Непроизвольно она убирает руку с плеча Фрэнка; сжимает в кулаке ворот кашемирового платья и отводит взгляд. Почему-то теперь, когда он не пытается смягчить смысл сказанного сухими терминами, вовсю использующимися в протоколах и отчетах, ей становится только хуже. Именовать убийцами принято тех, кто врывается в дома магглов и безжалостно истребляет целые семьи, невзирая на то, что там оказываются совсем еще маленькие дети. Окрестить ужасным словом мужа ее сознание попросту отказывается; как и принять тот факт, что Фрэнк совершил убийство.

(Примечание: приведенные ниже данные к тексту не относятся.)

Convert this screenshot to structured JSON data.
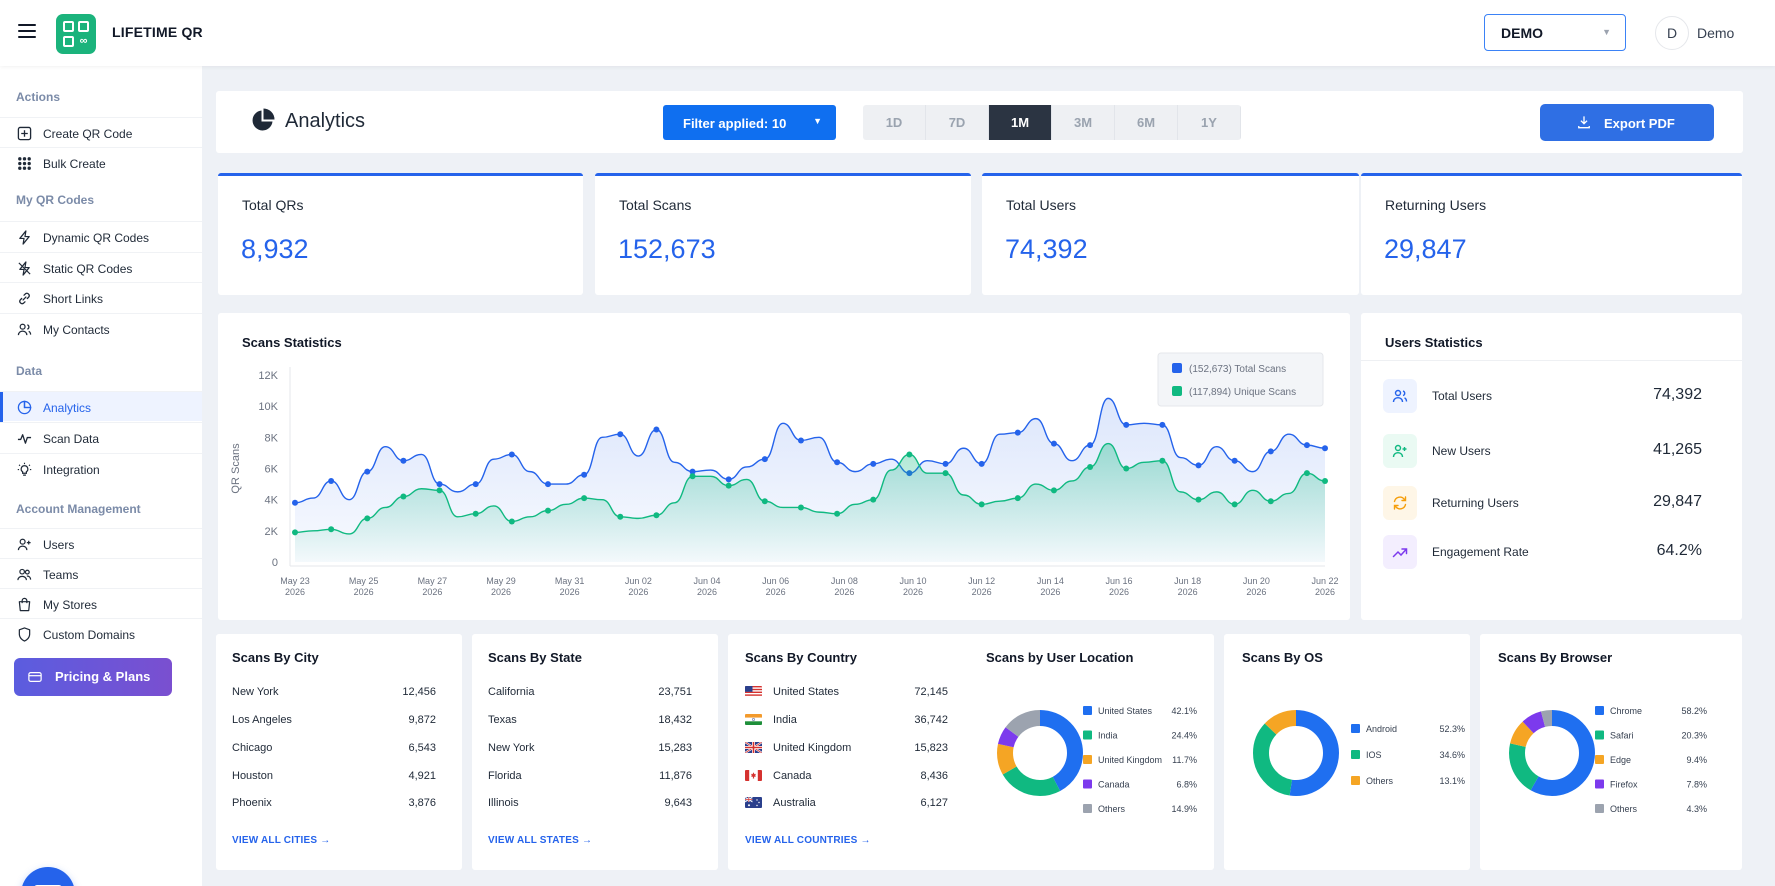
{
  "app": {
    "brand": "LIFETIME QR",
    "workspace": "DEMO",
    "user_initial": "D",
    "user_name": "Demo"
  },
  "sidebar": {
    "sections": [
      {
        "title": "Actions",
        "items": [
          {
            "label": "Create QR Code",
            "icon": "plus-square-icon"
          },
          {
            "label": "Bulk Create",
            "icon": "grid-dots-icon"
          }
        ]
      },
      {
        "title": "My QR Codes",
        "items": [
          {
            "label": "Dynamic QR Codes",
            "icon": "bolt-icon"
          },
          {
            "label": "Static QR Codes",
            "icon": "bolt-off-icon"
          },
          {
            "label": "Short Links",
            "icon": "link-icon"
          },
          {
            "label": "My Contacts",
            "icon": "contacts-icon"
          }
        ]
      },
      {
        "title": "Data",
        "items": [
          {
            "label": "Analytics",
            "icon": "pie-chart-icon",
            "active": true
          },
          {
            "label": "Scan Data",
            "icon": "activity-icon"
          },
          {
            "label": "Integration",
            "icon": "bulb-icon"
          }
        ]
      },
      {
        "title": "Account Management",
        "items": [
          {
            "label": "Users",
            "icon": "user-plus-icon"
          },
          {
            "label": "Teams",
            "icon": "team-icon"
          },
          {
            "label": "My Stores",
            "icon": "store-bag-icon"
          },
          {
            "label": "Custom Domains",
            "icon": "shield-icon"
          }
        ]
      }
    ],
    "pricing_label": "Pricing & Plans"
  },
  "header": {
    "title": "Analytics",
    "filter_label": "Filter applied: 10",
    "ranges": [
      "1D",
      "7D",
      "1M",
      "3M",
      "6M",
      "1Y"
    ],
    "selected_range": "1M",
    "export_label": "Export PDF"
  },
  "stats": [
    {
      "title": "Total QRs",
      "value": "8,932"
    },
    {
      "title": "Total Scans",
      "value": "152,673"
    },
    {
      "title": "Total Users",
      "value": "74,392"
    },
    {
      "title": "Returning Users",
      "value": "29,847"
    }
  ],
  "scans_statistics": {
    "title": "Scans Statistics",
    "chart_data": {
      "type": "area",
      "ylabel": "QR Scans",
      "ylim": [
        0,
        12000
      ],
      "yticks": [
        "0",
        "2K",
        "4K",
        "6K",
        "8K",
        "10K",
        "12K"
      ],
      "xtick_labels": [
        [
          "May 23",
          "2026"
        ],
        [
          "May 25",
          "2026"
        ],
        [
          "May 27",
          "2026"
        ],
        [
          "May 29",
          "2026"
        ],
        [
          "May 31",
          "2026"
        ],
        [
          "Jun 02",
          "2026"
        ],
        [
          "Jun 04",
          "2026"
        ],
        [
          "Jun 06",
          "2026"
        ],
        [
          "Jun 08",
          "2026"
        ],
        [
          "Jun 10",
          "2026"
        ],
        [
          "Jun 12",
          "2026"
        ],
        [
          "Jun 14",
          "2026"
        ],
        [
          "Jun 16",
          "2026"
        ],
        [
          "Jun 18",
          "2026"
        ],
        [
          "Jun 20",
          "2026"
        ],
        [
          "Jun 22",
          "2026"
        ]
      ],
      "series": [
        {
          "name": "(152,673) Total Scans",
          "color": "#2563eb",
          "values": [
            3800,
            4100,
            5200,
            4000,
            5800,
            7400,
            6500,
            6900,
            5000,
            4500,
            5000,
            6600,
            6900,
            5800,
            5000,
            5000,
            5600,
            8000,
            8200,
            6800,
            8500,
            6400,
            5800,
            5900,
            5300,
            6100,
            6600,
            8900,
            7800,
            8000,
            6400,
            5800,
            6300,
            6600,
            5700,
            6500,
            6300,
            7300,
            6300,
            8200,
            8300,
            9200,
            7600,
            6500,
            7500,
            10500,
            8800,
            8900,
            8800,
            6700,
            6200,
            7400,
            6500,
            5800,
            7100,
            8200,
            7500,
            7300
          ]
        },
        {
          "name": "(117,894) Unique Scans",
          "color": "#10b981",
          "values": [
            1900,
            2000,
            2100,
            1800,
            2800,
            3500,
            4200,
            4700,
            4600,
            2900,
            3100,
            3600,
            2600,
            2900,
            3300,
            3700,
            4100,
            4000,
            2900,
            2800,
            3000,
            3800,
            5500,
            5500,
            4900,
            5300,
            3900,
            3500,
            3500,
            3200,
            3100,
            3700,
            4000,
            5900,
            6900,
            5700,
            5700,
            4300,
            3700,
            3900,
            4100,
            5000,
            4600,
            5200,
            6100,
            7600,
            6000,
            6400,
            6500,
            4500,
            4000,
            4500,
            3700,
            4600,
            3900,
            4400,
            5700,
            5200
          ]
        }
      ],
      "legend_position": "top-right"
    }
  },
  "users_statistics": {
    "title": "Users Statistics",
    "rows": [
      {
        "label": "Total Users",
        "value": "74,392",
        "icon": "users-icon",
        "color": "#2563eb",
        "bg": "#eef3ff"
      },
      {
        "label": "New Users",
        "value": "41,265",
        "icon": "user-plus-icon",
        "color": "#10b981",
        "bg": "#eafaf3"
      },
      {
        "label": "Returning Users",
        "value": "29,847",
        "icon": "refresh-icon",
        "color": "#f59e0b",
        "bg": "#fef6e7"
      },
      {
        "label": "Engagement Rate",
        "value": "64.2%",
        "icon": "trending-up-icon",
        "color": "#7c3aed",
        "bg": "#f3eefe"
      }
    ]
  },
  "by_city": {
    "title": "Scans By City",
    "rows": [
      {
        "name": "New York",
        "value": "12,456"
      },
      {
        "name": "Los Angeles",
        "value": "9,872"
      },
      {
        "name": "Chicago",
        "value": "6,543"
      },
      {
        "name": "Houston",
        "value": "4,921"
      },
      {
        "name": "Phoenix",
        "value": "3,876"
      }
    ],
    "view_all": "VIEW ALL CITIES"
  },
  "by_state": {
    "title": "Scans By State",
    "rows": [
      {
        "name": "California",
        "value": "23,751"
      },
      {
        "name": "Texas",
        "value": "18,432"
      },
      {
        "name": "New York",
        "value": "15,283"
      },
      {
        "name": "Florida",
        "value": "11,876"
      },
      {
        "name": "Illinois",
        "value": "9,643"
      }
    ],
    "view_all": "VIEW ALL STATES"
  },
  "by_country": {
    "title": "Scans By Country",
    "rows": [
      {
        "name": "United States",
        "value": "72,145",
        "flag": "us"
      },
      {
        "name": "India",
        "value": "36,742",
        "flag": "in"
      },
      {
        "name": "United Kingdom",
        "value": "15,823",
        "flag": "gb"
      },
      {
        "name": "Canada",
        "value": "8,436",
        "flag": "ca"
      },
      {
        "name": "Australia",
        "value": "6,127",
        "flag": "au"
      }
    ],
    "view_all": "VIEW ALL COUNTRIES"
  },
  "by_location": {
    "title": "Scans by User Location",
    "chart_data": {
      "type": "pie",
      "categories": [
        "United States",
        "India",
        "United Kingdom",
        "Canada",
        "Others"
      ],
      "labels": [
        "42.1%",
        "24.4%",
        "11.7%",
        "6.8%",
        "14.9%"
      ],
      "values": [
        42.1,
        24.4,
        11.7,
        6.8,
        14.9
      ],
      "colors": [
        "#1f6ff0",
        "#10b981",
        "#f5a524",
        "#7c3aed",
        "#9ca3af"
      ]
    }
  },
  "by_os": {
    "title": "Scans By OS",
    "chart_data": {
      "type": "pie",
      "categories": [
        "Android",
        "IOS",
        "Others"
      ],
      "labels": [
        "52.3%",
        "34.6%",
        "13.1%"
      ],
      "values": [
        52.3,
        34.6,
        13.1
      ],
      "colors": [
        "#1f6ff0",
        "#10b981",
        "#f5a524"
      ]
    }
  },
  "by_browser": {
    "title": "Scans By Browser",
    "chart_data": {
      "type": "pie",
      "categories": [
        "Chrome",
        "Safari",
        "Edge",
        "Firefox",
        "Others"
      ],
      "labels": [
        "58.2%",
        "20.3%",
        "9.4%",
        "7.8%",
        "4.3%"
      ],
      "values": [
        58.2,
        20.3,
        9.4,
        7.8,
        4.3
      ],
      "colors": [
        "#1f6ff0",
        "#10b981",
        "#f5a524",
        "#7c3aed",
        "#9ca3af"
      ]
    }
  }
}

Она прячет лицо в ладонях, трет кончиками пальцев переносицу и заправляет за уши короткие волосы. Обхватывая себя за плечи, Алиса смотрит на Фрэнка и не видит на его лице никаких, даже призрачных следов раскаяния. Он практически дословно приводит аргумент, вторя Краучу, под чьим началом находится, и словно действительно верит в его неоспоримую правильность.
– Чем тогда лучше мы? – она не осуждает и не упрекает; будто сама пытается понять и отыскать хоть одну причину, которая может сойти за достойное оправдание лишения жизни. И, как ни старается, не находит.

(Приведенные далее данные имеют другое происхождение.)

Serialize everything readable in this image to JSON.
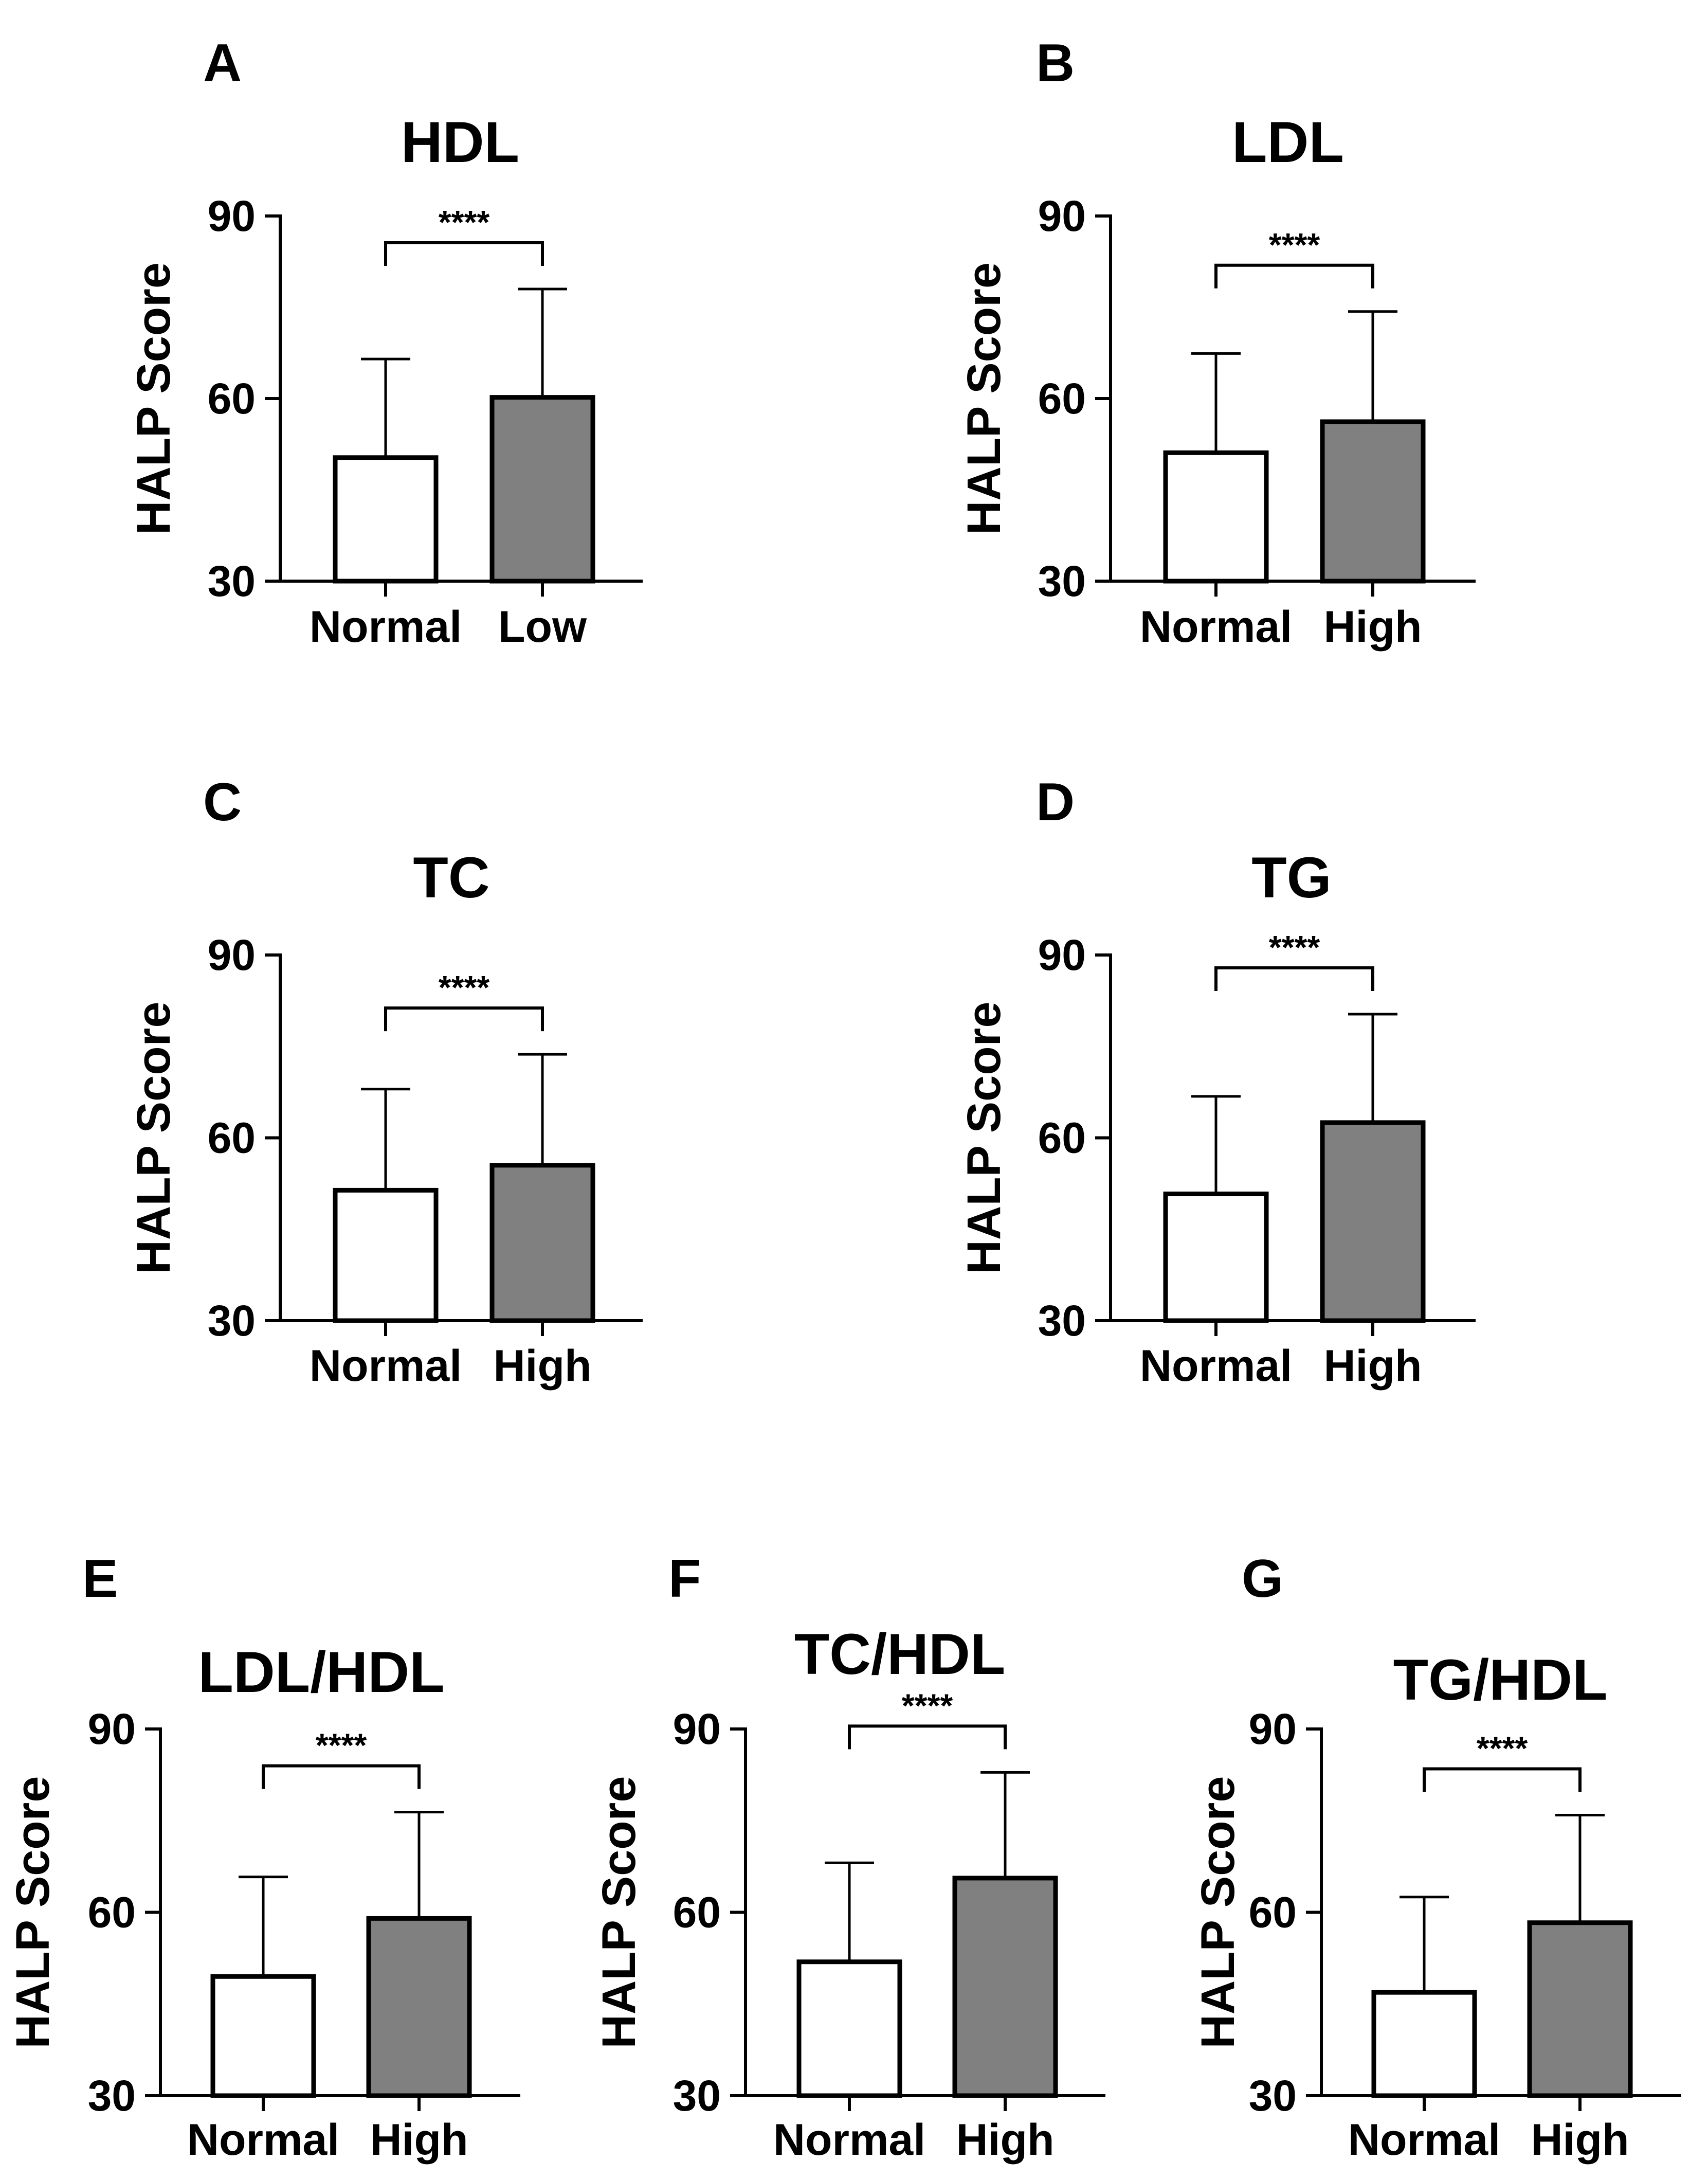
{
  "figure": {
    "panel_letters": [
      "A",
      "B",
      "C",
      "D",
      "E",
      "F",
      "G"
    ],
    "colors": {
      "normal_fill": "#ffffff",
      "abnormal_fill": "#808080",
      "stroke": "#000000"
    }
  },
  "chart_data": [
    {
      "panel": "A",
      "type": "bar",
      "title": "HDL",
      "xlabel": "",
      "ylabel": "HALP Score",
      "ylim": [
        30,
        90
      ],
      "yticks": [
        30,
        60,
        90
      ],
      "categories": [
        "Normal",
        "Low"
      ],
      "values": [
        50.3,
        60.2
      ],
      "error_plus": [
        16.2,
        17.8
      ],
      "fills": [
        "#ffffff",
        "#808080"
      ],
      "significance": "****"
    },
    {
      "panel": "B",
      "type": "bar",
      "title": "LDL",
      "xlabel": "",
      "ylabel": "HALP Score",
      "ylim": [
        30,
        90
      ],
      "yticks": [
        30,
        60,
        90
      ],
      "categories": [
        "Normal",
        "High"
      ],
      "values": [
        51.1,
        56.2
      ],
      "error_plus": [
        16.3,
        18.1
      ],
      "fills": [
        "#ffffff",
        "#808080"
      ],
      "significance": "****"
    },
    {
      "panel": "C",
      "type": "bar",
      "title": "TC",
      "xlabel": "",
      "ylabel": "HALP Score",
      "ylim": [
        30,
        90
      ],
      "yticks": [
        30,
        60,
        90
      ],
      "categories": [
        "Normal",
        "High"
      ],
      "values": [
        51.4,
        55.5
      ],
      "error_plus": [
        16.6,
        18.2
      ],
      "fills": [
        "#ffffff",
        "#808080"
      ],
      "significance": "****"
    },
    {
      "panel": "D",
      "type": "bar",
      "title": "TG",
      "xlabel": "",
      "ylabel": "HALP Score",
      "ylim": [
        30,
        90
      ],
      "yticks": [
        30,
        60,
        90
      ],
      "categories": [
        "Normal",
        "High"
      ],
      "values": [
        50.8,
        62.5
      ],
      "error_plus": [
        16.0,
        17.8
      ],
      "fills": [
        "#ffffff",
        "#808080"
      ],
      "significance": "****"
    },
    {
      "panel": "E",
      "type": "bar",
      "title": "LDL/HDL",
      "xlabel": "",
      "ylabel": "HALP Score",
      "ylim": [
        30,
        90
      ],
      "yticks": [
        30,
        60,
        90
      ],
      "categories": [
        "Normal",
        "High"
      ],
      "values": [
        49.5,
        59.0
      ],
      "error_plus": [
        16.3,
        17.4
      ],
      "fills": [
        "#ffffff",
        "#808080"
      ],
      "significance": "****"
    },
    {
      "panel": "F",
      "type": "bar",
      "title": "TC/HDL",
      "xlabel": "",
      "ylabel": "HALP Score",
      "ylim": [
        30,
        90
      ],
      "yticks": [
        30,
        60,
        90
      ],
      "categories": [
        "Normal",
        "High"
      ],
      "values": [
        51.9,
        65.6
      ],
      "error_plus": [
        16.2,
        17.3
      ],
      "fills": [
        "#ffffff",
        "#808080"
      ],
      "significance": "****"
    },
    {
      "panel": "G",
      "type": "bar",
      "title": "TG/HDL",
      "xlabel": "",
      "ylabel": "HALP Score",
      "ylim": [
        30,
        90
      ],
      "yticks": [
        30,
        60,
        90
      ],
      "categories": [
        "Normal",
        "High"
      ],
      "values": [
        46.9,
        58.3
      ],
      "error_plus": [
        15.6,
        17.6
      ],
      "fills": [
        "#ffffff",
        "#808080"
      ],
      "significance": "****"
    }
  ]
}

– В чем тогда смысл Визенгамота, если каждый аврор получает право самостоятельно выбирать, кому стоит умереть, а кому нет? – Алиса не ставит своей целью укорить Фрэнка; но спокойно отнестись к случившемуся не выходит. Она запоздало соображает: ему, должно быть, тоже сейчас нелегко. Алиса отдает себе отчет в том, что, несмотря на крайне негативное отношение к ситуации, она не испытывает к безвременно почившему Розье ни капли сочувствия. Зато Фрэнк, очевидно, нуждается в ее поддержке.
– Я не одобряю это, – признается она и протягивает руку, чтобы поправить растрепавшиеся волосы Фрэнка. Алиса задерживает ладонь на его щеке. Ей в момент делается дурно почти на физическом уровне, когда она осознает, что если бы Фрэнк не осмелился пустить в Розье убивающее заклятие, то последний в свою очередь не стал бы долго думать и тратить время на поиск компромиссов с совестью, прежде чем направить палочку на Фрэнка.